Art Chowder November | December, Issue 24 | Page 36
A
great illustrator, yes,
but the America he painted
wasn’t real, they say. An
episode from 2005 in the PBS
television discussion program
Think Tank asked the question,
“Was Norman Rockwell a
Great Artist?” Anne Knutson,
an art historian and one of the
panelists, was guest curator
for the traveling Rockwell
exhibition at the High
Museum in Atlanta. Asked
how she happened to get
involved with the Rockwell
project, she admitted to some
initial hesitation.
“You know, my
undergraduate, graduate
history classes — ” she said,
“— Rockwell is introduced to
be dismissed. And of course,
that’s very typical, because
there is no content behind
this kind of thing. You’re not
shown his images. His name
is up here: “Sentimentalism”
— and just dismissed. But,
once I got into the project,
and once I saw the paintings,
I was completely transformed,
and all those preconceptions
shattered.”
Seeing his real paintings
does make a difference.
His work remains largely
known through printed
or digital reproductions.
Rockwell didn’t paint to
show in art galleries for
sale but for publication. But
his oil paintings really are
spectacular and larger than
might be expected if one only
saw the images in magazines.
36
Norman Rockwell
“Time To Retire” - Sleeping Tramp
1923, oil on canvas
28” x 21 1/4”, signed and dated lower right
Fisk tire advertisement
Country Life Magazine May 1924 p. 101
But was Norman Rockwell’s the “real” America, as some continue to contest?

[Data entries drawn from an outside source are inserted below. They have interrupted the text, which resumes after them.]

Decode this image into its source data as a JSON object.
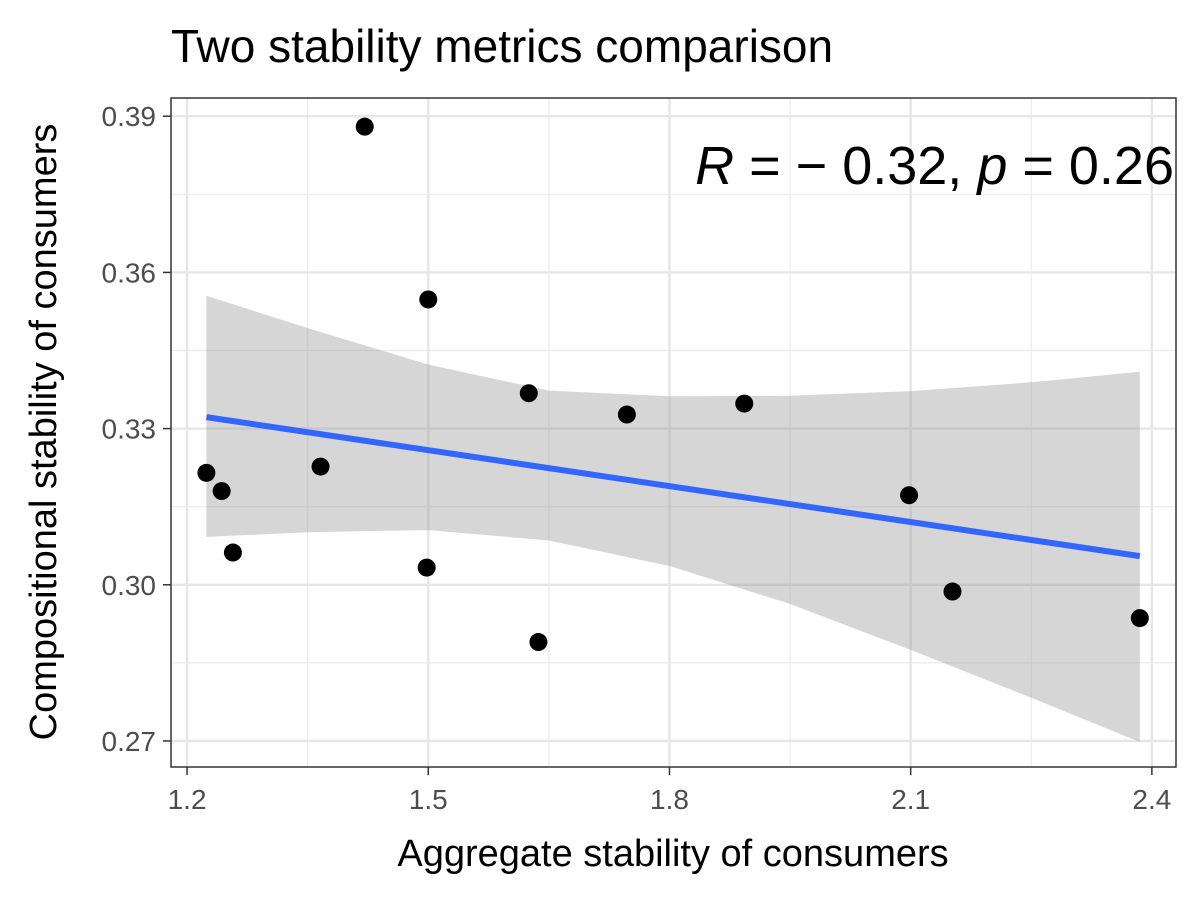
{
  "chart_data": {
    "type": "scatter",
    "title": "Two stability metrics comparison",
    "xlabel": "Aggregate stability of consumers",
    "ylabel": "Compositional stability of consumers",
    "xlim": [
      1.18,
      2.43
    ],
    "ylim": [
      0.265,
      0.3935
    ],
    "x_ticks": [
      1.2,
      1.5,
      1.8,
      2.1,
      2.4
    ],
    "x_tick_labels": [
      "1.2",
      "1.5",
      "1.8",
      "2.1",
      "2.4"
    ],
    "y_ticks": [
      0.27,
      0.3,
      0.33,
      0.36,
      0.39
    ],
    "y_tick_labels": [
      "0.27",
      "0.30",
      "0.33",
      "0.36",
      "0.39"
    ],
    "grid": true,
    "points": [
      {
        "x": 1.224,
        "y": 0.3215
      },
      {
        "x": 1.243,
        "y": 0.318
      },
      {
        "x": 1.257,
        "y": 0.3062
      },
      {
        "x": 1.366,
        "y": 0.3227
      },
      {
        "x": 1.421,
        "y": 0.388
      },
      {
        "x": 1.498,
        "y": 0.3033
      },
      {
        "x": 1.5,
        "y": 0.3548
      },
      {
        "x": 1.625,
        "y": 0.3368
      },
      {
        "x": 1.637,
        "y": 0.289
      },
      {
        "x": 1.747,
        "y": 0.3327
      },
      {
        "x": 1.893,
        "y": 0.3348
      },
      {
        "x": 2.098,
        "y": 0.3172
      },
      {
        "x": 2.152,
        "y": 0.2987
      },
      {
        "x": 2.385,
        "y": 0.2936
      }
    ],
    "regression": {
      "x_start": 1.224,
      "x_end": 2.385,
      "y_start": 0.3322,
      "y_end": 0.3055,
      "color": "#3366FF"
    },
    "confidence_band": {
      "color": "#999999",
      "x": [
        1.224,
        1.35,
        1.5,
        1.65,
        1.8,
        1.95,
        2.1,
        2.25,
        2.385
      ],
      "lower": [
        0.3092,
        0.3101,
        0.3105,
        0.3085,
        0.3036,
        0.2963,
        0.2875,
        0.2783,
        0.2698
      ],
      "upper": [
        0.3555,
        0.3493,
        0.3423,
        0.3373,
        0.3362,
        0.3363,
        0.3372,
        0.3389,
        0.3409
      ]
    },
    "annotation": {
      "r_symbol": "R",
      "r_eq": " = − 0.32, ",
      "p_symbol": "p",
      "p_eq": " = 0.26",
      "position": "top-right"
    },
    "point_color": "#000000"
  }
}
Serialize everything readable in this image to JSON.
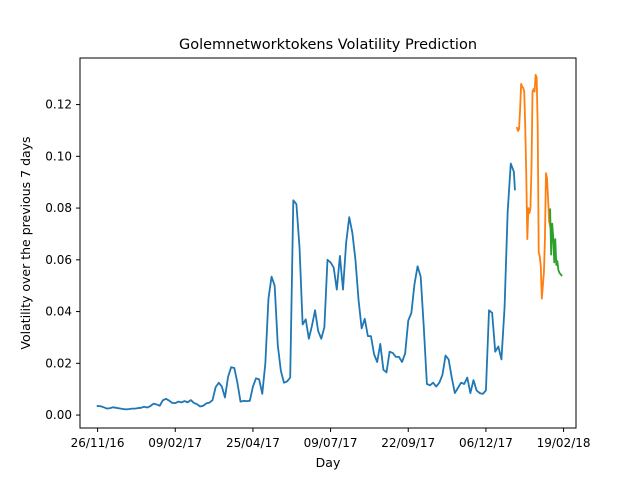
{
  "chart_data": {
    "type": "line",
    "title": "Golemnetworktokens Volatility Prediction",
    "xlabel": "Day",
    "ylabel": "Volatility over the previous 7 days",
    "x_tick_labels": [
      "26/11/16",
      "09/02/17",
      "25/04/17",
      "09/07/17",
      "22/09/17",
      "06/12/17",
      "19/02/18"
    ],
    "y_tick_labels": [
      "0.00",
      "0.02",
      "0.04",
      "0.06",
      "0.08",
      "0.10",
      "0.12"
    ],
    "x_axis": {
      "unit": "day",
      "range": [
        "2016-11-09",
        "2018-03-03"
      ],
      "ticks": [
        "2016-11-26",
        "2017-02-09",
        "2017-04-25",
        "2017-07-09",
        "2017-09-22",
        "2017-12-06",
        "2018-02-19"
      ]
    },
    "ylim": [
      -0.005,
      0.138
    ],
    "yticks": [
      0.0,
      0.02,
      0.04,
      0.06,
      0.08,
      0.1,
      0.12
    ],
    "grid": false,
    "legend": "none",
    "series": [
      {
        "color": "#1f77b4",
        "points": [
          [
            "2016-11-26",
            0.0035
          ],
          [
            "2016-11-29",
            0.0034
          ],
          [
            "2016-12-02",
            0.003
          ],
          [
            "2016-12-05",
            0.0025
          ],
          [
            "2016-12-08",
            0.0027
          ],
          [
            "2016-12-11",
            0.003
          ],
          [
            "2016-12-14",
            0.0028
          ],
          [
            "2016-12-17",
            0.0026
          ],
          [
            "2016-12-20",
            0.0024
          ],
          [
            "2016-12-23",
            0.0022
          ],
          [
            "2016-12-26",
            0.0023
          ],
          [
            "2016-12-29",
            0.0025
          ],
          [
            "2017-01-01",
            0.0025
          ],
          [
            "2017-01-04",
            0.0027
          ],
          [
            "2017-01-07",
            0.0028
          ],
          [
            "2017-01-10",
            0.0032
          ],
          [
            "2017-01-13",
            0.0029
          ],
          [
            "2017-01-16",
            0.0035
          ],
          [
            "2017-01-19",
            0.0044
          ],
          [
            "2017-01-22",
            0.0041
          ],
          [
            "2017-01-25",
            0.0036
          ],
          [
            "2017-01-28",
            0.0057
          ],
          [
            "2017-01-31",
            0.0063
          ],
          [
            "2017-02-03",
            0.0056
          ],
          [
            "2017-02-06",
            0.0047
          ],
          [
            "2017-02-09",
            0.0046
          ],
          [
            "2017-02-12",
            0.0052
          ],
          [
            "2017-02-15",
            0.0049
          ],
          [
            "2017-02-18",
            0.0054
          ],
          [
            "2017-02-21",
            0.0049
          ],
          [
            "2017-02-24",
            0.0058
          ],
          [
            "2017-02-27",
            0.0047
          ],
          [
            "2017-03-02",
            0.0042
          ],
          [
            "2017-03-05",
            0.0033
          ],
          [
            "2017-03-08",
            0.0036
          ],
          [
            "2017-03-11",
            0.0045
          ],
          [
            "2017-03-14",
            0.0048
          ],
          [
            "2017-03-17",
            0.0058
          ],
          [
            "2017-03-20",
            0.0108
          ],
          [
            "2017-03-23",
            0.0125
          ],
          [
            "2017-03-26",
            0.011
          ],
          [
            "2017-03-29",
            0.0068
          ],
          [
            "2017-04-01",
            0.0148
          ],
          [
            "2017-04-04",
            0.0185
          ],
          [
            "2017-04-07",
            0.0182
          ],
          [
            "2017-04-10",
            0.0125
          ],
          [
            "2017-04-13",
            0.0052
          ],
          [
            "2017-04-16",
            0.0055
          ],
          [
            "2017-04-19",
            0.0054
          ],
          [
            "2017-04-22",
            0.0055
          ],
          [
            "2017-04-25",
            0.011
          ],
          [
            "2017-04-28",
            0.0142
          ],
          [
            "2017-05-01",
            0.0138
          ],
          [
            "2017-05-04",
            0.0082
          ],
          [
            "2017-05-07",
            0.02
          ],
          [
            "2017-05-10",
            0.045
          ],
          [
            "2017-05-13",
            0.0535
          ],
          [
            "2017-05-16",
            0.05
          ],
          [
            "2017-05-19",
            0.027
          ],
          [
            "2017-05-22",
            0.017
          ],
          [
            "2017-05-25",
            0.0125
          ],
          [
            "2017-05-28",
            0.013
          ],
          [
            "2017-05-31",
            0.0145
          ],
          [
            "2017-06-03",
            0.083
          ],
          [
            "2017-06-06",
            0.0815
          ],
          [
            "2017-06-09",
            0.0648
          ],
          [
            "2017-06-12",
            0.035
          ],
          [
            "2017-06-15",
            0.037
          ],
          [
            "2017-06-18",
            0.0295
          ],
          [
            "2017-06-21",
            0.0345
          ],
          [
            "2017-06-24",
            0.0405
          ],
          [
            "2017-06-27",
            0.0325
          ],
          [
            "2017-06-30",
            0.0295
          ],
          [
            "2017-07-03",
            0.034
          ],
          [
            "2017-07-06",
            0.06
          ],
          [
            "2017-07-09",
            0.059
          ],
          [
            "2017-07-12",
            0.057
          ],
          [
            "2017-07-15",
            0.0485
          ],
          [
            "2017-07-18",
            0.0615
          ],
          [
            "2017-07-21",
            0.0485
          ],
          [
            "2017-07-24",
            0.0665
          ],
          [
            "2017-07-27",
            0.0765
          ],
          [
            "2017-07-30",
            0.0705
          ],
          [
            "2017-08-02",
            0.06
          ],
          [
            "2017-08-05",
            0.0445
          ],
          [
            "2017-08-08",
            0.0335
          ],
          [
            "2017-08-11",
            0.0372
          ],
          [
            "2017-08-14",
            0.0305
          ],
          [
            "2017-08-17",
            0.0305
          ],
          [
            "2017-08-20",
            0.0235
          ],
          [
            "2017-08-23",
            0.0205
          ],
          [
            "2017-08-26",
            0.0275
          ],
          [
            "2017-08-29",
            0.0175
          ],
          [
            "2017-09-01",
            0.0165
          ],
          [
            "2017-09-04",
            0.0245
          ],
          [
            "2017-09-07",
            0.024
          ],
          [
            "2017-09-10",
            0.0225
          ],
          [
            "2017-09-13",
            0.0225
          ],
          [
            "2017-09-16",
            0.0205
          ],
          [
            "2017-09-19",
            0.0238
          ],
          [
            "2017-09-22",
            0.0365
          ],
          [
            "2017-09-25",
            0.0395
          ],
          [
            "2017-09-28",
            0.0505
          ],
          [
            "2017-10-01",
            0.0575
          ],
          [
            "2017-10-04",
            0.0535
          ],
          [
            "2017-10-07",
            0.034
          ],
          [
            "2017-10-10",
            0.012
          ],
          [
            "2017-10-13",
            0.0115
          ],
          [
            "2017-10-16",
            0.0125
          ],
          [
            "2017-10-19",
            0.011
          ],
          [
            "2017-10-22",
            0.0125
          ],
          [
            "2017-10-25",
            0.0155
          ],
          [
            "2017-10-28",
            0.023
          ],
          [
            "2017-10-31",
            0.0215
          ],
          [
            "2017-11-03",
            0.0145
          ],
          [
            "2017-11-06",
            0.0085
          ],
          [
            "2017-11-09",
            0.0105
          ],
          [
            "2017-11-12",
            0.0125
          ],
          [
            "2017-11-15",
            0.012
          ],
          [
            "2017-11-18",
            0.0145
          ],
          [
            "2017-11-21",
            0.0085
          ],
          [
            "2017-11-24",
            0.0135
          ],
          [
            "2017-11-27",
            0.0095
          ],
          [
            "2017-11-30",
            0.0085
          ],
          [
            "2017-12-03",
            0.0082
          ],
          [
            "2017-12-06",
            0.0095
          ],
          [
            "2017-12-09",
            0.0405
          ],
          [
            "2017-12-12",
            0.0395
          ],
          [
            "2017-12-15",
            0.0245
          ],
          [
            "2017-12-18",
            0.0265
          ],
          [
            "2017-12-21",
            0.0215
          ],
          [
            "2017-12-24",
            0.0415
          ],
          [
            "2017-12-27",
            0.0785
          ],
          [
            "2017-12-30",
            0.0972
          ],
          [
            "2018-01-02",
            0.094
          ],
          [
            "2018-01-03",
            0.0872
          ]
        ]
      },
      {
        "color": "#ff7f0e",
        "points": [
          [
            "2018-01-05",
            0.111
          ],
          [
            "2018-01-06",
            0.1098
          ],
          [
            "2018-01-07",
            0.1105
          ],
          [
            "2018-01-08",
            0.118
          ],
          [
            "2018-01-09",
            0.128
          ],
          [
            "2018-01-10",
            0.127
          ],
          [
            "2018-01-11",
            0.1265
          ],
          [
            "2018-01-12",
            0.125
          ],
          [
            "2018-01-13",
            0.111
          ],
          [
            "2018-01-14",
            0.092
          ],
          [
            "2018-01-15",
            0.068
          ],
          [
            "2018-01-16",
            0.08
          ],
          [
            "2018-01-17",
            0.078
          ],
          [
            "2018-01-18",
            0.08
          ],
          [
            "2018-01-19",
            0.095
          ],
          [
            "2018-01-20",
            0.125
          ],
          [
            "2018-01-21",
            0.126
          ],
          [
            "2018-01-22",
            0.125
          ],
          [
            "2018-01-23",
            0.1315
          ],
          [
            "2018-01-24",
            0.1305
          ],
          [
            "2018-01-25",
            0.1118
          ],
          [
            "2018-01-26",
            0.063
          ],
          [
            "2018-01-27",
            0.0612
          ],
          [
            "2018-01-28",
            0.0575
          ],
          [
            "2018-01-29",
            0.045
          ],
          [
            "2018-01-30",
            0.05
          ],
          [
            "2018-01-31",
            0.055
          ],
          [
            "2018-02-01",
            0.068
          ],
          [
            "2018-02-02",
            0.0935
          ],
          [
            "2018-02-03",
            0.0915
          ],
          [
            "2018-02-04",
            0.084
          ],
          [
            "2018-02-05",
            0.075
          ],
          [
            "2018-02-06",
            0.073
          ]
        ]
      },
      {
        "color": "#2ca02c",
        "points": [
          [
            "2018-02-06",
            0.0795
          ],
          [
            "2018-02-07",
            0.062
          ],
          [
            "2018-02-08",
            0.074
          ],
          [
            "2018-02-09",
            0.069
          ],
          [
            "2018-02-10",
            0.059
          ],
          [
            "2018-02-11",
            0.068
          ],
          [
            "2018-02-12",
            0.058
          ],
          [
            "2018-02-13",
            0.0595
          ],
          [
            "2018-02-14",
            0.056
          ],
          [
            "2018-02-15",
            0.055
          ],
          [
            "2018-02-16",
            0.0545
          ],
          [
            "2018-02-17",
            0.054
          ]
        ]
      }
    ]
  }
}
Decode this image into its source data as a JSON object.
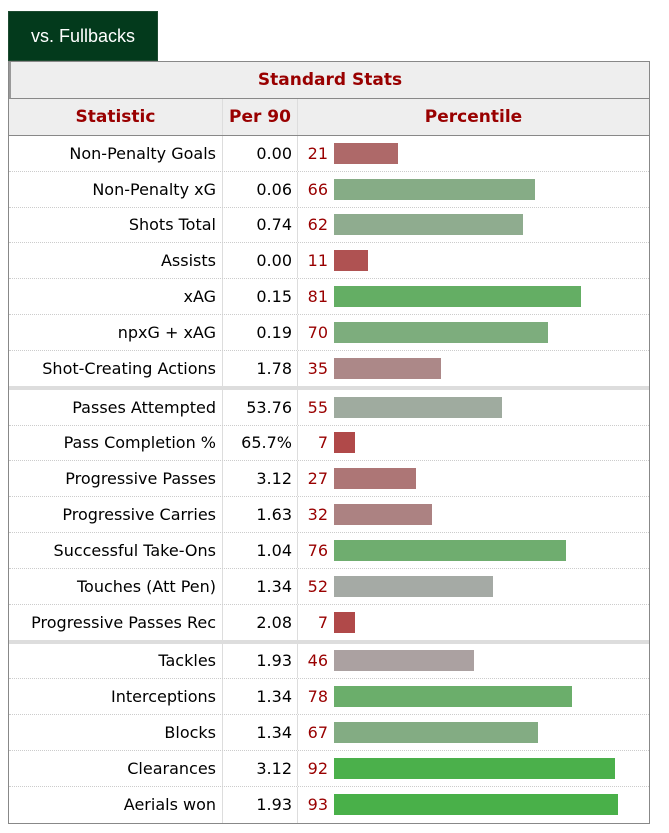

Rockwell eschewed the dark and seamy sides of life. His pictures are all carefully
staged. Likening his process to motion picture making, he was the author-screenwriter,
set designer, casting director, costume designer, prop master, and director. (It is not
always recognized that to work for the Post one had to adapt to its conservative
editorial policies. By 1963 he left and started doing covers and illustrations for Look,
which gave him more freedom to address societal issues he found important.)